On second thoughts it is impossible to drive. The best we can do is to cultivate the memes in our meme gardens and select the ones they wanted us to select ;-)


In the light of these comments I would like to clarify my thinking a little further.

The self is not an illusion. It is an abstraction. I am an abstraction. I am real, but not as real as my body.

I exist in a meaningful way, in the way that crime exists, or society or Belgium. I exist because I am recognized to exist. Most importantly I exist because I claim I exist. I is the same thing as the self, the will, consciousness. All these words describe the same thing in different ways.

An elephant can be large and heavy and grey and a mammal all at the same time, no contradiction is implied. The self can be my memories and my desires and my current sensations. The self is the current status of the programs running in my brain. I am made up of several disparate systems of subconscious thought. I am my memory and my memes, my senses, my desires, urges, whims and will.

I exist, even if I am too slow to be in direct conscious control of my body. The will that I am does not will every move that I make. Those moves are undertaken by faster systems which are also every bit as much me as the pondering giant that talks in my head.

As to whether I should pander to the illusion of decision making that is not too important, decisions will be made either way, I can either ignore them or get involved with them.

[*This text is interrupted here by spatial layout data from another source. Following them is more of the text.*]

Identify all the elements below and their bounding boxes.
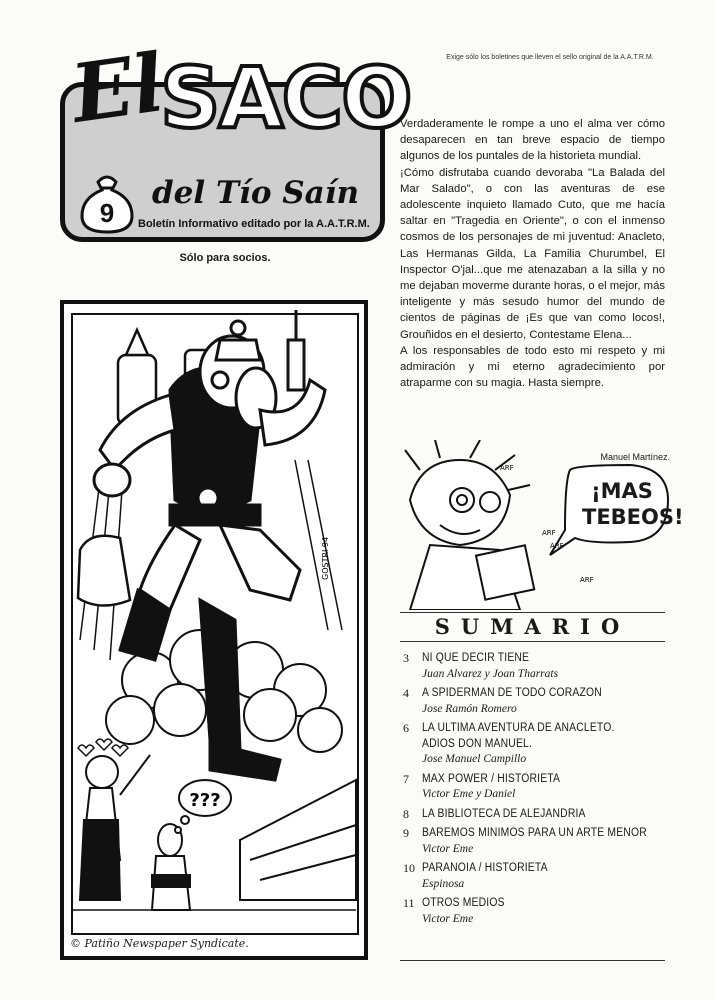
sumario-item[interactable] [400,721,680,768]
article-paragraph-3: A los responsables de todo esto mi respeto y mi admiración y mi eterno agradecimiento por atraparme con su magia. Hasta siempre. [400,344,665,390]
speech-line-1: ¡MAS [591,479,653,503]
sumario-item[interactable] [400,861,680,892]
masthead-tio-sain: del Tío Saín [152,175,360,211]
speech-line-2: TEBEOS! [582,505,684,529]
sumario-page-number: 6 [403,721,409,735]
sumario-item-title: OTROS MEDIOS [422,897,505,909]
sumario-item[interactable] [400,772,680,803]
sumario-item-title: NI QUE DECIR TIENE [422,652,530,664]
sumario-item-author: Jose Manuel Campillo [422,753,527,765]
issue-number: 9 [99,198,115,228]
thought-bubble-text: ??? [189,790,221,811]
sumario-item[interactable] [400,826,680,857]
comic-copyright: © Patiño Newspaper Syndicate. [70,937,249,950]
article-paragraph-1: Verdaderamente le rompe a uno el alma ver cómo desaparecen en tan breve espacio de tiempo algunos de los puntales de la historieta mundial. [400,118,665,163]
sumario-page-number: 3 [403,651,409,665]
sumario-end-rule [400,960,665,961]
comic-illustration [60,300,368,960]
sumario-item[interactable] [400,686,680,717]
speech-bubble-text [582,478,684,530]
sumario-title: SUMARIO [434,614,631,639]
sumario-item-title: BAREMOS MINIMOS PARA UN ARTE MENOR [422,827,647,839]
sumario-item-author: Victor Eme [422,842,474,855]
sumario-list [400,651,680,931]
arf-sound-4: ARF [500,464,514,472]
masthead-saco: SACO [160,49,411,147]
arf-sound-2: ARF [550,542,564,550]
sumario-item-author: Juan Alvarez y Joan Tharrats [422,667,559,680]
article-paragraph-2: ¡Cómo disfrutaba cuando devoraba "La Balada del Mar Salado", o con las aventuras de ese adolescente inquieto llamado Cuto, que me hacía saltar en "Tragedia en Oriente", o con el inmenso cosmos de los personajes de mi juventud: Anacleto, Las Hermanas Gilda, La Familia Churumbel, El Inspector O'jal...que me atenazaban a la silla y no me dejaban moverme durante horas, o el mejor, más inteligente y más sesudo humor del mundo de cientos de páginas de ¡Es que van como locos!, Grouñidos en el desierto, Contestame Elena... [400,166,665,341]
sumario-page-number: 10 [403,861,415,875]
sumario-page-number: 4 [403,686,409,700]
article-author: Manuel Martínez. [600,452,670,462]
sumario-item-title: LA BIBLIOTECA DE ALEJANDRIA [422,807,586,820]
sumario-item[interactable] [400,896,680,927]
arf-sound-3: ARF [580,576,594,584]
sumario-page-number: 8 [403,806,409,821]
sumario-page-number: 11 [403,896,415,910]
sumario-item[interactable] [400,807,680,823]
masthead-logo [60,35,411,248]
sumario-item-author: Jose Ramón Romero [422,702,517,715]
sumario-item-author: Victor Eme [422,912,474,925]
sumario-item-author: Victor Eme y Daniel [422,788,516,800]
sumario-top-rule [400,612,665,613]
sumario-page-number: 9 [403,826,409,840]
sumario-item-title-line-2: ADIOS DON MANUEL. [422,737,533,750]
sumario-bottom-rule [400,641,665,642]
sumario-item-author: Espinosa [422,877,465,890]
arf-sound-1: ARF [542,529,556,537]
seal-notice: Exige sólo los boletines que lleven el sello original de la A.A.T.R.M. [446,54,654,61]
sumario-page-number: 7 [403,771,409,786]
sumario-item-title: MAX POWER / HISTORIETA [422,772,561,785]
sumario-item-title: LA ULTIMA AVENTURA DE ANACLETO. [422,722,615,734]
sumario-item-title: PARANOIA / HISTORIETA [422,862,548,874]
sumario-item[interactable] [400,651,680,682]
editorial-article [400,116,665,391]
members-only-note: Sólo para socios. [179,252,271,264]
masthead-el: El [65,35,170,141]
masthead-subtitle: Boletín Informativo editado por la A.A.T.R.M. [138,218,370,230]
sumario-item-title: A SPIDERMAN DE TODO CORAZON [422,687,602,699]
artist-signature: GOSTRI 94 [321,536,330,580]
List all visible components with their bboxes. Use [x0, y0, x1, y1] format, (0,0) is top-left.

Is it better to be aware of the fragility of your self, and your lack of power? Or try to hold on to the illusion of will? I really don't know. All I can say is that I do not feel overly tempted by the prospect of meditation and the pursuit of non-existence. That seems to run counter to the tide of what I perceive around me. Will should struggle towards complexity not perfect simplicity. Is that me or my rational progress memes talking? Is there a difference?